Finance ministers and central bank governors of the G20 member states pledged to take necessary actions to prevent the practice of tax base erosion and profit sharing, following the conclusion of the G20 summit in Moscow.
The move came following the discovery in recent months that some multinational corporations had paid little or less taxes in revenues they earned in the countries where they operate.
In the UK, a number of high profile companies including Starbucks, Amazon, and Google were reported to have paid little or no corporation tax as a product of accounting measures and business strategies designed to go around existing laws.
The Group of 20, the financial forum of 19 states and the European Union that controls about 90% of the global gross domestic product, pointed the report prepared by the Organisation for Economic Cooperation and Development (OECD) that some multinational companies pay only as little as 5% corporate taxes in stark contrast with as much as 30% paid by other small enterprises.
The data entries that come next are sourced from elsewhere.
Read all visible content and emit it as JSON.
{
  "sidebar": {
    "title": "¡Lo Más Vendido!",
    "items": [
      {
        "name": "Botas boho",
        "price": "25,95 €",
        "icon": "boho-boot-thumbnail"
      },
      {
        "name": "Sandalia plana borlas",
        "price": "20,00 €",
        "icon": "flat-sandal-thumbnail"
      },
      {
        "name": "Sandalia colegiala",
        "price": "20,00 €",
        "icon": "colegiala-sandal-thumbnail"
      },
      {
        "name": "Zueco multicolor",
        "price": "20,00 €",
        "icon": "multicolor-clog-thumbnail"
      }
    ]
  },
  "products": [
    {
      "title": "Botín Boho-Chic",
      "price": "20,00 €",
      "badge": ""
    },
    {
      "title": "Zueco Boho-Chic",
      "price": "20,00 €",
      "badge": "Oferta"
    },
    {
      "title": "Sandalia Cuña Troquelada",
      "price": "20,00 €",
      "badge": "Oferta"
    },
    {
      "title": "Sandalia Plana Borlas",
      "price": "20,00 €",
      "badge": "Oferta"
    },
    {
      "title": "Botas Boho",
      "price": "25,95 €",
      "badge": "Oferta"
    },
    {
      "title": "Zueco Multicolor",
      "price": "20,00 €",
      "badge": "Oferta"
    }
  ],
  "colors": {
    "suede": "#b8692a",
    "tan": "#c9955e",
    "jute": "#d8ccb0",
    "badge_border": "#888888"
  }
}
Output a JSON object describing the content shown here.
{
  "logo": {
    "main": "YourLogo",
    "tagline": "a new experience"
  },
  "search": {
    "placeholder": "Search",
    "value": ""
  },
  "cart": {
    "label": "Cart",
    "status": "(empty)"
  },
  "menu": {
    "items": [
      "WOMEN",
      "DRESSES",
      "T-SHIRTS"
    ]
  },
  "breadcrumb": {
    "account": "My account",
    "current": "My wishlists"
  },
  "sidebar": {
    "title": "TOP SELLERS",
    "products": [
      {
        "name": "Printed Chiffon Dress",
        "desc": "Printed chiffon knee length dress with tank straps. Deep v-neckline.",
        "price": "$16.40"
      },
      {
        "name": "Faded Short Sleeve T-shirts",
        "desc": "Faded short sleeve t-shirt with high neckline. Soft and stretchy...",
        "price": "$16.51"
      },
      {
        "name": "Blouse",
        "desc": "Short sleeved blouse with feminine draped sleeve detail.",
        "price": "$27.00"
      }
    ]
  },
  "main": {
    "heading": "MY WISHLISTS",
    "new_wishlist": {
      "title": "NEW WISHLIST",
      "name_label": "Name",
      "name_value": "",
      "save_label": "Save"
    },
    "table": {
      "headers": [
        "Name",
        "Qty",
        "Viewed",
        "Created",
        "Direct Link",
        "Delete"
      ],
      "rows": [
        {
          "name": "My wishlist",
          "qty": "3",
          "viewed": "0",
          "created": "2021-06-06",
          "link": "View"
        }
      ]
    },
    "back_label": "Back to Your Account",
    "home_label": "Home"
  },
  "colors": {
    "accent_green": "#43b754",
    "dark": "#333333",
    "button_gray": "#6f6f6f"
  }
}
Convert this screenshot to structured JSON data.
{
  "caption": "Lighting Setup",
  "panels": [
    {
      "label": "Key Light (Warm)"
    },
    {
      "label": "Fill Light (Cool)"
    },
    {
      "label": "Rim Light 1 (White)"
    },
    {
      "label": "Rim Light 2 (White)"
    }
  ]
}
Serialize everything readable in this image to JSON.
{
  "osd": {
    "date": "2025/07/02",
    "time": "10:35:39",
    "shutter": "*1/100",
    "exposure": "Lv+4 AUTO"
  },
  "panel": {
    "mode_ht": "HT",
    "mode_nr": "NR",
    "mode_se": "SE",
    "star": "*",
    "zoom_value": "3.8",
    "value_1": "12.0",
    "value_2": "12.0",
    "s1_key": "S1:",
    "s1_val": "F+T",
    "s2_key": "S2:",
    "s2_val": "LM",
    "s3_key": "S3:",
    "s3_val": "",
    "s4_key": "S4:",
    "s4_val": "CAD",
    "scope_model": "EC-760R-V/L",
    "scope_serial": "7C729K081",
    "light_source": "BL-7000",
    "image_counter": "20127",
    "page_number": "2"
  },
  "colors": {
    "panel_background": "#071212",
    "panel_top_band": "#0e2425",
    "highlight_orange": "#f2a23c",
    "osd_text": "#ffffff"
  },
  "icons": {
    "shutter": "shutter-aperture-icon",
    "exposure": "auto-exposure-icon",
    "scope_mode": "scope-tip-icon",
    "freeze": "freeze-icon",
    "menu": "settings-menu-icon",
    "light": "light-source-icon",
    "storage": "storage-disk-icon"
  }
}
In the same report, the OECD found out there are “small jurisdictions” receiving huge amounts of foreign direct investments compared to bigger economies and investing the same to developed and emerging economies.
Multinational companies based in high-tax regimes, in order to reduce their tax liabilities, create a number of off-shore subsidiaries and benefit from tax breaks offered in these jurisdictions as well as claim losses in high-tax regimes whilst declaring profits in offshore locations, the report noted.
“We are determined… to take necessary collective actions and look forward to the comprehensive action plan the OECD will present to us this July,” the G20 communique read.
The UK, France, and Germany lead the campaign of cracking down companies that engage in tax avoidance activities.
Last week, Barclays (LSE:BARC) said it is to close down its “tax avoidance” unit as part of Antony Jenkin’s, the new chief executive of the bank, plan to restore business confidence and reputation.